“‘Oh,’ ses the hen, ‘no one would think of eating bacon and cabbage all the time, while eggs are always in season. But ’tisn’t quarreling about such a trifle that we should be, when we have no great grievance against ourselves, but against mankind in general.’
“‘The inconsistency of mankind is disgusting, to say the very least of it,’ ses the pig. ‘Every one from the king to the beggar has a bad word to say for the pig. We stand for all that’s contemptible, loathsome and vile, and yet the most delicate and refined people will always call for ham and eggs, in the morning, in preference to anything else. And if one of those genteel young men who might have had my poor grandmother’s liver for supper, was to meet myself on the road, and he with a young lady by his side, and she as fond of ham and eggs as himself, neither of them would bid me the time of day, or ask how I might be, or say as much as go to Belgium, or anything at all, but make disparaging remarks about my idiosyncracies.’
“‘And think of myself,’ ses the hen. ‘I that have laid more eggs than you could count in a lifetime, and I have reared five large families, besides. And the day I can’t lay any more, I’ll be killed by some caubogue of a churn boy, and sold to some landlady who boards tramps, navvies, and all kinds of traveling tinkers. I wouldn’t mind inself if I went to nourish and sustain some decent people, who could appreciate the tender parts of my constitution. Or if I could be like my poor father, who was killed with a new razor, stuffed with bread and currants, roasted on a spit, and exhibited in a shop window before Christmas.’

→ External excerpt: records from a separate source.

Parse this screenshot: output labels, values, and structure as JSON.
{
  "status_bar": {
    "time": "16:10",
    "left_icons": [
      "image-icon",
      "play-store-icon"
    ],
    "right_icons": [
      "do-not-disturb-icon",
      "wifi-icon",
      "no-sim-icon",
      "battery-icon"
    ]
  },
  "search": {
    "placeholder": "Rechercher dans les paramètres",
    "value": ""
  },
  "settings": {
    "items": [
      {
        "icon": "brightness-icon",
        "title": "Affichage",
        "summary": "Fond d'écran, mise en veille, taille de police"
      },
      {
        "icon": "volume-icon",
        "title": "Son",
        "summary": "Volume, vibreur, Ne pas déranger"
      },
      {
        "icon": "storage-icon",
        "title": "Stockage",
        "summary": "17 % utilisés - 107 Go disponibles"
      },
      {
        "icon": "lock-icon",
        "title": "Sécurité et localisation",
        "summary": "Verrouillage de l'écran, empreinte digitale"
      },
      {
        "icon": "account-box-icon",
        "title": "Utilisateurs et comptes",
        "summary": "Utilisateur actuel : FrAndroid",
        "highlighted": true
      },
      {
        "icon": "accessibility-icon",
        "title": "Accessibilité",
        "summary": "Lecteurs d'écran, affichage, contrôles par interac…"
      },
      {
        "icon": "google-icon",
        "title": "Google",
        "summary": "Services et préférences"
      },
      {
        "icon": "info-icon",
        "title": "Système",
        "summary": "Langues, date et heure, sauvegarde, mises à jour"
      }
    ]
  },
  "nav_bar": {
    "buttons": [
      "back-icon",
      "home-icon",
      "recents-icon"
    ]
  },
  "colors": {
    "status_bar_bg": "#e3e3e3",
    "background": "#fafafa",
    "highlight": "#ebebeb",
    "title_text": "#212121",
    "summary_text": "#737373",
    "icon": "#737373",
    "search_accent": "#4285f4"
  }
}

“‘Ah! we live in a thoughtless and heartless world!’ ses the pig.
“‘I know it,’ ses the hen. ‘Only about one in every ten thousand has either the power or the privilege of thinking for themselves.’
“‘Everything seems to go by contrary. Take the decent people,—the Jews, for instance. They have no respect for the members of my family, but they are consistent. They wouldn’t write their name, or my epitaph, on my back with a hot poker, and make fun of my table manners, and then go home and have pork for dinner and say ’twas worth walking to America for,’ ses the pig.
“‘Nevertheless,’ ses the hen, ‘when I think of what yourself and myself does for mankind, and the poor return we get, I feel proud to know that we can be of service to those who don’t and can’t appreciate us.’
“‘Yes, indeed, and so do I,’ ses the pig. ‘What would life be to most people without their ham and eggs every morning, and the newspaper thrown in. And a cigar never tastes sweeter than after a good feed of spare ribs and yellow turnips.’
“‘Or even sausages,’ ses the hen.
“‘I object to sausages and salt meat in general, because it makes people cranky and disputatious,’ ses the pig.